Paula Gunn Allen’s piece illustrates the female-centric traditions of creation and mythology in the Keres Pueblo culture. One of the main points is that the power of creation not only lies with the female, but it does not lie in the specific ability to give birth. Woman has creative power outside of that biological generative definition. “In Keres theology the creation does not take place through copulation. In the beginning existed Thought Woman and her dormant sisters, and Thought Woman thinks creation and sings her two sisters to life” (343). While giving birth requires first copulation, a joining of male and female forces in an act of creation, the creativity of woman does not require man in this tradition. That independence is an important sign post to follow - a woman independently creating has no limitations on writing her own body.
Another interesting idea is that of warfare as a spiritual ritual. “Warfare among most traditional American Indian tribes who practiced it (went on the war path) was a ritual, an exercise in the practice of shamanism” (347). And in that, too, I see a more feminine way of thinking. To strive in battle for a purpose, not for power over others, but power over the self, requiring self-discipline.

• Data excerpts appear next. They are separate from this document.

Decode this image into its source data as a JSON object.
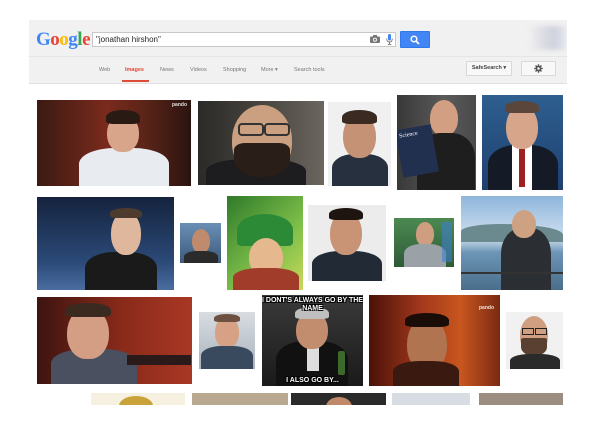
{
  "header": {
    "logo_letters": [
      {
        "ch": "G",
        "color": "#4285f4"
      },
      {
        "ch": "o",
        "color": "#ea4335"
      },
      {
        "ch": "o",
        "color": "#fbbc05"
      },
      {
        "ch": "g",
        "color": "#4285f4"
      },
      {
        "ch": "l",
        "color": "#34a853"
      },
      {
        "ch": "e",
        "color": "#ea4335"
      }
    ],
    "search_query": "\"jonathan hirshon\"",
    "camera_icon": "camera-icon",
    "mic_icon": "microphone-icon",
    "search_button_icon": "magnifier-icon"
  },
  "nav": {
    "tabs": [
      "Web",
      "Images",
      "News",
      "Videos",
      "Shopping",
      "More ▾",
      "Search tools"
    ],
    "active_tab": "Images",
    "safesearch_label": "SafeSearch ▾",
    "settings_icon": "gear-icon",
    "accent_color": "#dd4b39"
  },
  "results": {
    "watermark_1": "pando",
    "watermark_2": "pando",
    "watermark_3": "pando",
    "book_title": "Science",
    "meme_top": "I DONT'S ALWAYS GO BY THE NAME",
    "meme_bottom": "I ALSO GO BY..."
  }
}
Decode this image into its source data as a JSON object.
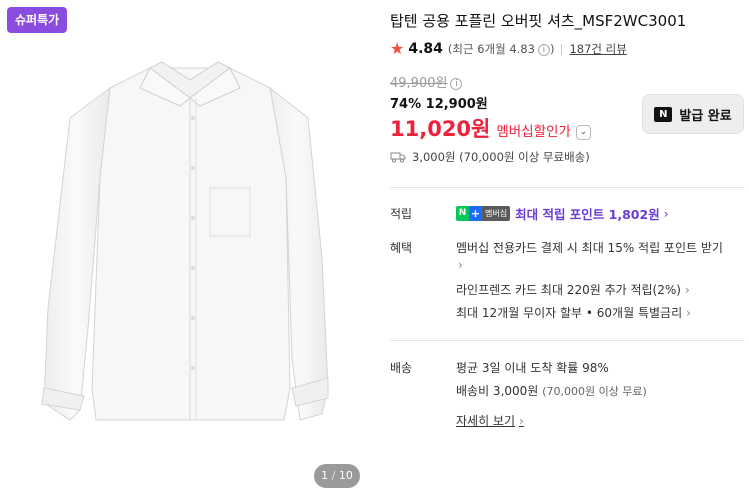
{
  "badge": "슈퍼특가",
  "pager": {
    "current": "1",
    "separator": "/",
    "total": "10"
  },
  "product": {
    "title": "탑텐 공용 포플린 오버핏 셔츠_MSF2WC3001"
  },
  "rating": {
    "score": "4.84",
    "recent": "(최근 6개월 4.83",
    "recent_close": ")",
    "reviews": "187건 리뷰"
  },
  "price": {
    "original": "49,900원",
    "discount_sale": "74% 12,900원",
    "member_price": "11,020원",
    "member_label": "멤버십할인가"
  },
  "coupon": {
    "logo": "N",
    "label": "발급 완료"
  },
  "shipping": {
    "text": "3,000원 (70,000원 이상 무료배송)"
  },
  "points": {
    "label": "적립",
    "badge_n": "N",
    "badge_plus": "+",
    "badge_text": "멤버십",
    "text": "최대 적립 포인트 1,802원"
  },
  "benefits": {
    "label": "혜택",
    "item1_line1": "멤버십 전용카드 결제 시 최대 15% 적립 포인트 받기",
    "item2": "라인프렌즈 카드 최대 220원 추가 적립(2%)",
    "item3": "최대 12개월 무이자 할부 • 60개월 특별금리"
  },
  "delivery": {
    "label": "배송",
    "line1": "평균 3일 이내 도착 확률 98%",
    "fee": "배송비 3,000원",
    "fee_note": "(70,000원 이상 무료)",
    "detail_link": "자세히 보기"
  },
  "colors": {
    "badge": "#8a4bdf",
    "discount_red": "#f0213a",
    "star": "#f24e3a",
    "points_purple": "#6a3bd6"
  },
  "icons": [
    "star-icon",
    "info-icon",
    "chevron-down-icon",
    "truck-icon",
    "chevron-right-icon",
    "naver-n-icon"
  ]
}
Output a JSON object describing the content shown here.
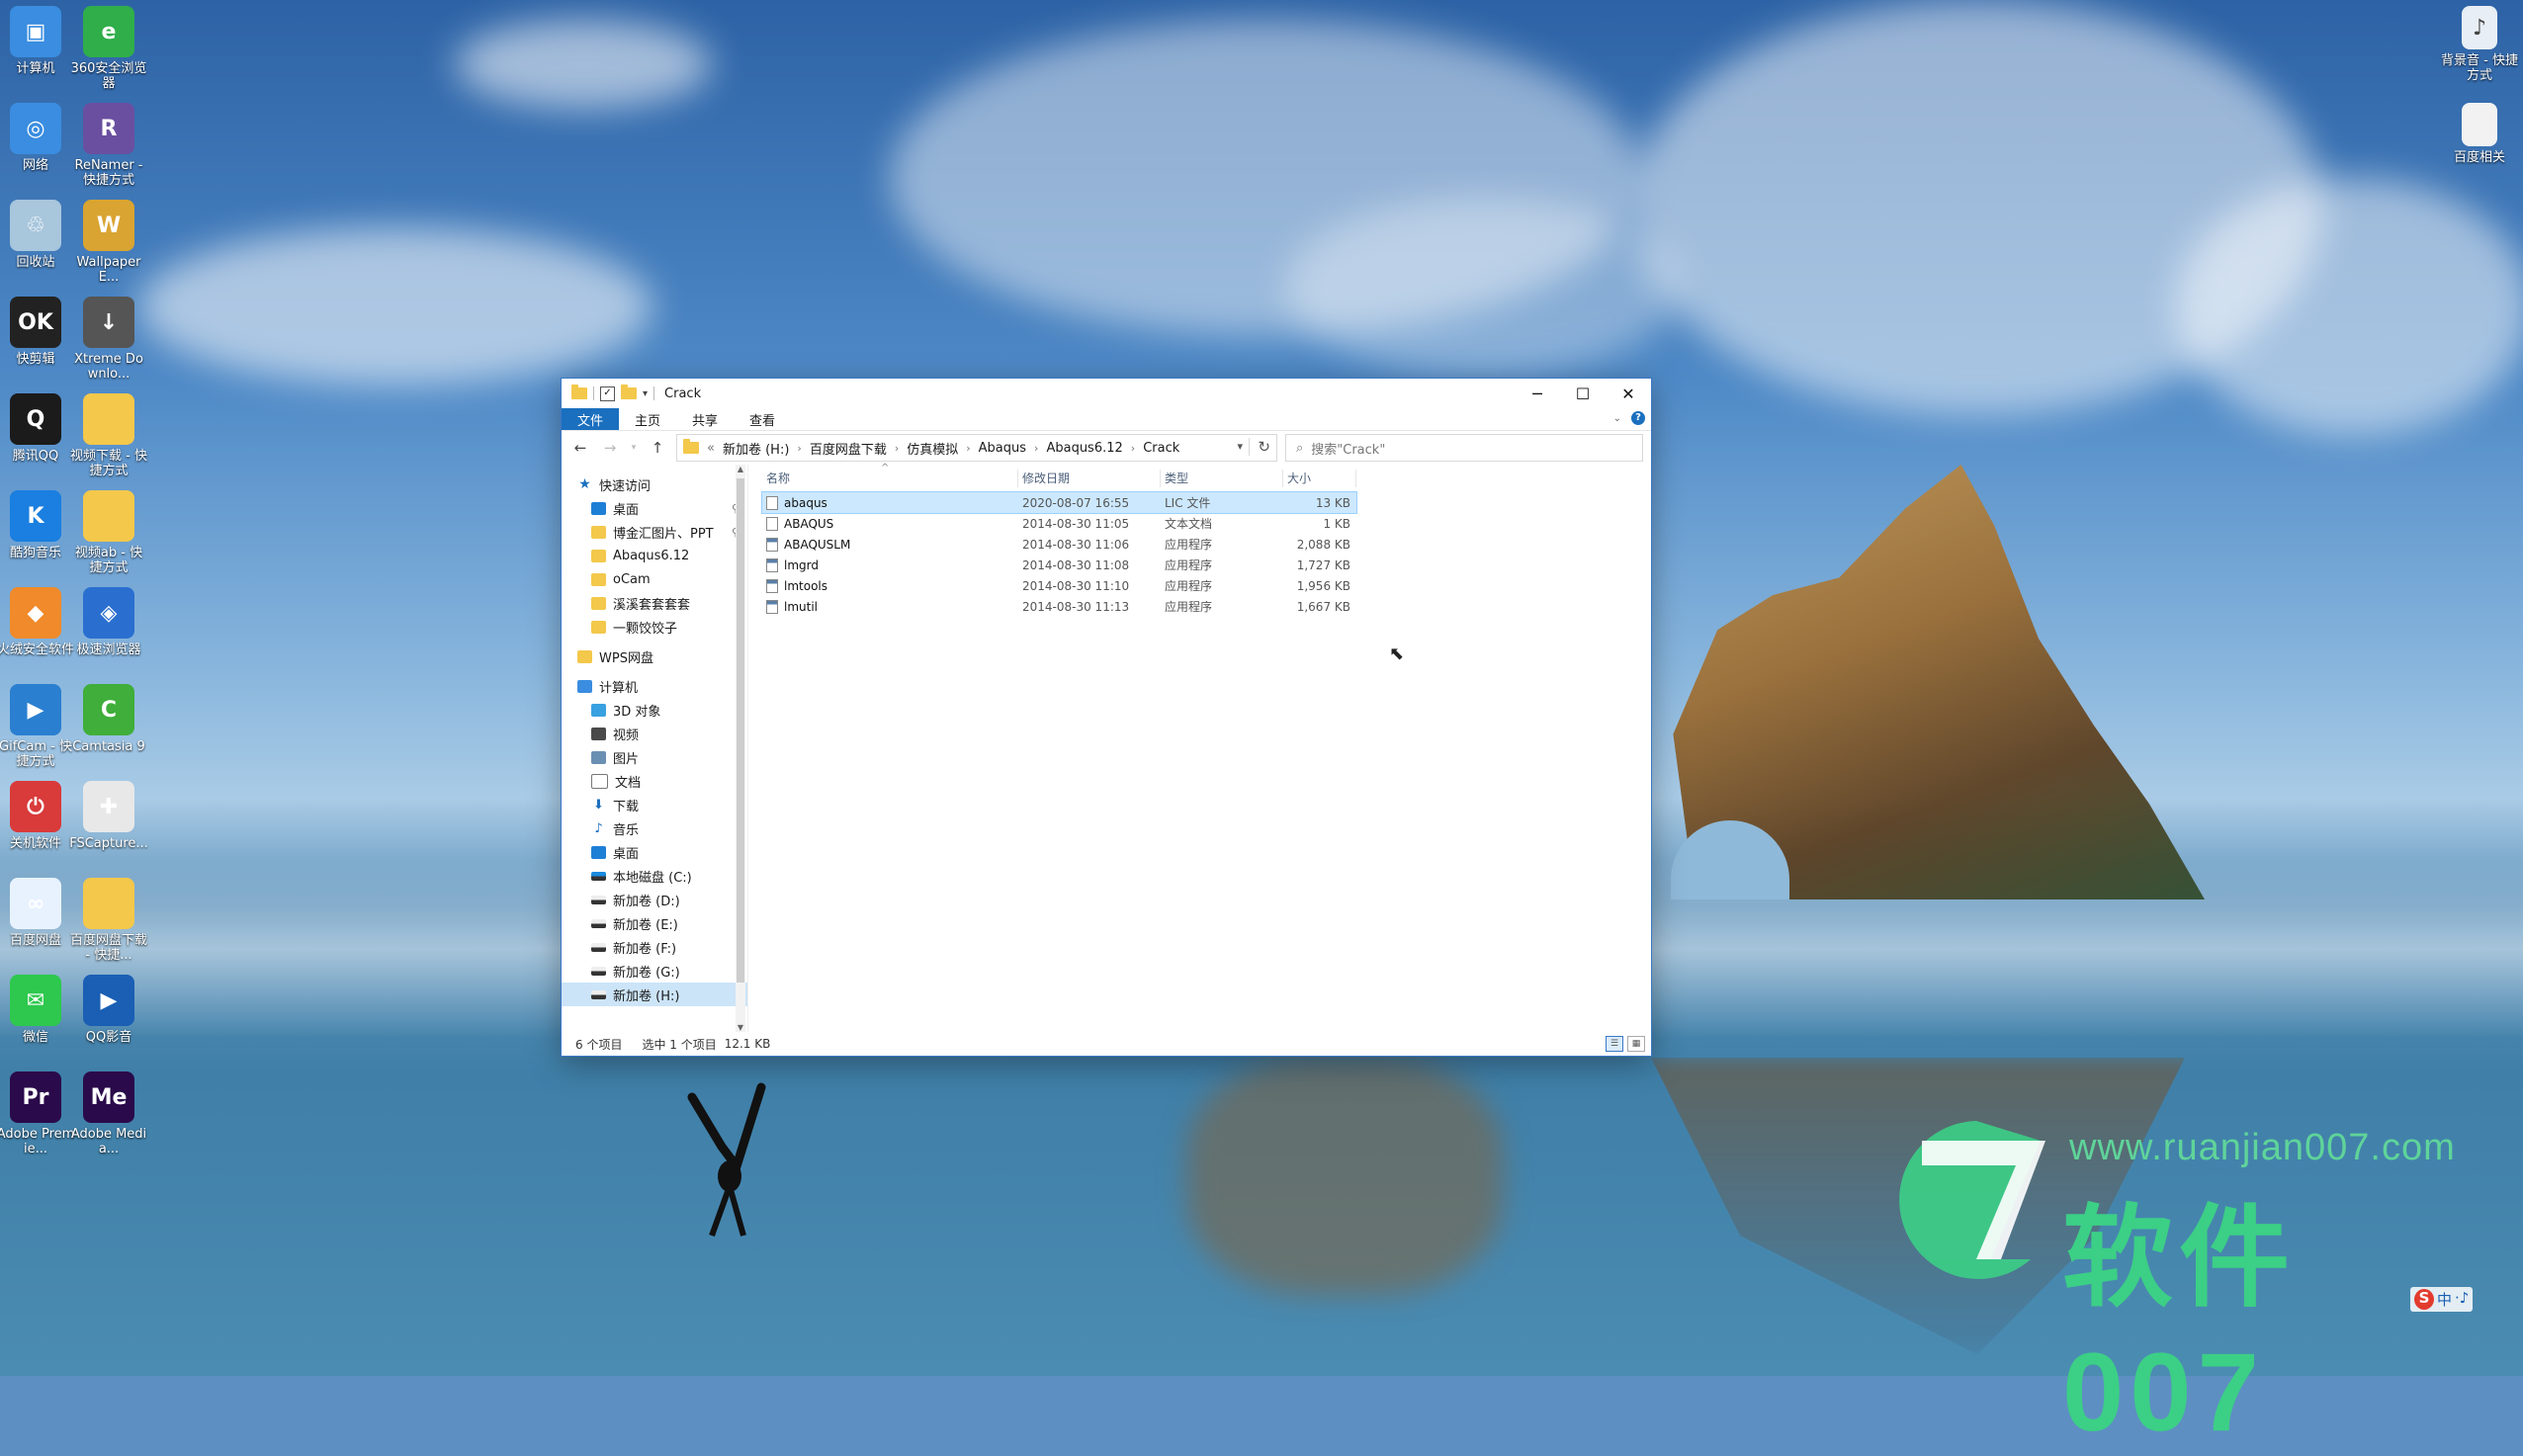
{
  "desktop": {
    "icons_left": [
      {
        "label": "计算机",
        "color": "#3a8de0",
        "glyph": "▣",
        "name": "computer-icon"
      },
      {
        "label": "360安全浏览器",
        "color": "#2fae4a",
        "glyph": "e",
        "name": "browser-360-icon"
      },
      {
        "label": "网络",
        "color": "#3a8de0",
        "glyph": "◎",
        "name": "network-icon"
      },
      {
        "label": "ReNamer - 快捷方式",
        "color": "#6a4fa0",
        "glyph": "R",
        "name": "renamer-icon"
      },
      {
        "label": "回收站",
        "color": "#a8c6dc",
        "glyph": "♲",
        "name": "recycle-bin-icon"
      },
      {
        "label": "Wallpaper E...",
        "color": "#d9a431",
        "glyph": "W",
        "name": "wallpaper-engine-icon"
      },
      {
        "label": "快剪辑",
        "color": "#222222",
        "glyph": "OK",
        "name": "kuaijianji-icon"
      },
      {
        "label": "Xtreme Downlo...",
        "color": "#555555",
        "glyph": "↓",
        "name": "xtreme-download-icon"
      },
      {
        "label": "腾讯QQ",
        "color": "#1b1b1b",
        "glyph": "Q",
        "name": "qq-icon"
      },
      {
        "label": "视频下载 - 快捷方式",
        "color": "#f3c84b",
        "glyph": "",
        "name": "video-download-folder-icon"
      },
      {
        "label": "酷狗音乐",
        "color": "#1a7fe0",
        "glyph": "K",
        "name": "kugou-icon"
      },
      {
        "label": "视频ab - 快捷方式",
        "color": "#f3c84b",
        "glyph": "",
        "name": "video-ab-folder-icon"
      },
      {
        "label": "火绒安全软件",
        "color": "#f08a2a",
        "glyph": "◆",
        "name": "huorong-icon"
      },
      {
        "label": "极速浏览器",
        "color": "#2a6fd0",
        "glyph": "◈",
        "name": "speed-browser-icon"
      },
      {
        "label": "GifCam - 快捷方式",
        "color": "#2a7fd0",
        "glyph": "▶",
        "name": "gifcam-icon"
      },
      {
        "label": "Camtasia 9",
        "color": "#3fae3a",
        "glyph": "C",
        "name": "camtasia-icon"
      },
      {
        "label": "关机软件",
        "color": "#d93a3a",
        "glyph": "⏻",
        "name": "shutdown-app-icon"
      },
      {
        "label": "FSCapture...",
        "color": "#e8e8e8",
        "glyph": "✚",
        "name": "fscapture-icon"
      },
      {
        "label": "百度网盘",
        "color": "#e8f2ff",
        "glyph": "∞",
        "name": "baidu-netdisk-icon"
      },
      {
        "label": "百度网盘下载 - 快捷...",
        "color": "#f3c84b",
        "glyph": "",
        "name": "baidu-download-folder-icon"
      },
      {
        "label": "微信",
        "color": "#2dc84d",
        "glyph": "✉",
        "name": "wechat-icon"
      },
      {
        "label": "QQ影音",
        "color": "#1a5fb4",
        "glyph": "▶",
        "name": "qq-player-icon"
      },
      {
        "label": "Adobe Premie...",
        "color": "#2a0a4a",
        "glyph": "Pr",
        "name": "premiere-icon"
      },
      {
        "label": "Adobe Media...",
        "color": "#2a0a4a",
        "glyph": "Me",
        "name": "media-encoder-icon"
      }
    ],
    "icons_right": [
      {
        "label": "背景音 - 快捷方式",
        "color": "#e8eef5",
        "glyph": "♪",
        "name": "background-music-icon"
      },
      {
        "label": "百度相关",
        "color": "#f2f2f2",
        "glyph": "",
        "name": "baidu-related-icon"
      }
    ]
  },
  "window": {
    "title": "Crack",
    "ribbon_tabs": [
      "文件",
      "主页",
      "共享",
      "查看"
    ],
    "breadcrumb": [
      "«",
      "新加卷 (H:)",
      "百度网盘下载",
      "仿真模拟",
      "Abaqus",
      "Abaqus6.12",
      "Crack"
    ],
    "search_placeholder": "搜索\"Crack\"",
    "nav": [
      {
        "label": "快速访问",
        "icon": "star",
        "level": 0,
        "pin": false
      },
      {
        "label": "桌面",
        "icon": "desk",
        "level": 1,
        "pin": true
      },
      {
        "label": "博金汇图片、PPT",
        "icon": "fold",
        "level": 1,
        "pin": true
      },
      {
        "label": "Abaqus6.12",
        "icon": "fold",
        "level": 1,
        "pin": false
      },
      {
        "label": "oCam",
        "icon": "fold",
        "level": 1,
        "pin": false
      },
      {
        "label": "溪溪套套套套",
        "icon": "fold",
        "level": 1,
        "pin": false
      },
      {
        "label": "一颗饺饺子",
        "icon": "fold",
        "level": 1,
        "pin": false
      },
      {
        "label": "",
        "icon": "",
        "level": 0,
        "pin": false
      },
      {
        "label": "WPS网盘",
        "icon": "fold",
        "level": 0,
        "pin": false
      },
      {
        "label": "",
        "icon": "",
        "level": 0,
        "pin": false
      },
      {
        "label": "计算机",
        "icon": "pc",
        "level": 0,
        "pin": false
      },
      {
        "label": "3D 对象",
        "icon": "obj",
        "level": 1,
        "pin": false
      },
      {
        "label": "视频",
        "icon": "video",
        "level": 1,
        "pin": false
      },
      {
        "label": "图片",
        "icon": "pic",
        "level": 1,
        "pin": false
      },
      {
        "label": "文档",
        "icon": "doc",
        "level": 1,
        "pin": false
      },
      {
        "label": "下载",
        "icon": "down",
        "level": 1,
        "pin": false
      },
      {
        "label": "音乐",
        "icon": "music",
        "level": 1,
        "pin": false
      },
      {
        "label": "桌面",
        "icon": "desk",
        "level": 1,
        "pin": false
      },
      {
        "label": "本地磁盘 (C:)",
        "icon": "diskc",
        "level": 1,
        "pin": false
      },
      {
        "label": "新加卷 (D:)",
        "icon": "disk",
        "level": 1,
        "pin": false
      },
      {
        "label": "新加卷 (E:)",
        "icon": "disk",
        "level": 1,
        "pin": false
      },
      {
        "label": "新加卷 (F:)",
        "icon": "disk",
        "level": 1,
        "pin": false
      },
      {
        "label": "新加卷 (G:)",
        "icon": "disk",
        "level": 1,
        "pin": false
      },
      {
        "label": "新加卷 (H:)",
        "icon": "disk",
        "level": 1,
        "pin": false,
        "selected": true
      }
    ],
    "columns": {
      "name": "名称",
      "date": "修改日期",
      "type": "类型",
      "size": "大小"
    },
    "files": [
      {
        "name": "abaqus",
        "date": "2020-08-07 16:55",
        "type": "LIC 文件",
        "size": "13 KB",
        "icon": "file",
        "selected": true
      },
      {
        "name": "ABAQUS",
        "date": "2014-08-30 11:05",
        "type": "文本文档",
        "size": "1 KB",
        "icon": "file"
      },
      {
        "name": "ABAQUSLM",
        "date": "2014-08-30 11:06",
        "type": "应用程序",
        "size": "2,088 KB",
        "icon": "exe"
      },
      {
        "name": "lmgrd",
        "date": "2014-08-30 11:08",
        "type": "应用程序",
        "size": "1,727 KB",
        "icon": "exe"
      },
      {
        "name": "lmtools",
        "date": "2014-08-30 11:10",
        "type": "应用程序",
        "size": "1,956 KB",
        "icon": "exe"
      },
      {
        "name": "lmutil",
        "date": "2014-08-30 11:13",
        "type": "应用程序",
        "size": "1,667 KB",
        "icon": "exe"
      }
    ],
    "status": {
      "count": "6 个项目",
      "selected": "选中 1 个项目",
      "size": "12.1 KB"
    }
  },
  "watermark": {
    "url": "www.ruanjian007.com",
    "text": "软件 007",
    "color": "#3ccf86"
  },
  "ime": {
    "s": "S",
    "mode": "中",
    "extra": "·♪"
  }
}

In the South Park movie, one of the characters states that he doesn’t trust anything that bleeds for three days and doesn’t die. This is a misogynistic sentiment, and seemed to indicate that women were unnatural for having periods. That the flow of blood on a regular basis was something negative, outside of the norm and outside of nature. In this essay, Gunn Allen gives a contrary view: “The water of life, menstrual or postpartum blood, was held sacred. Sacred often means taboo; that is, what is empowered in a ritual sense is not to be touched or approached by any who are weaker than the power itself, lest they suffer negative consequences from contact” (353). I must admit that I prefer her view, that it is not an unnatural, unclean thing for women to bleed, but rather a physical manifestation of sacred power.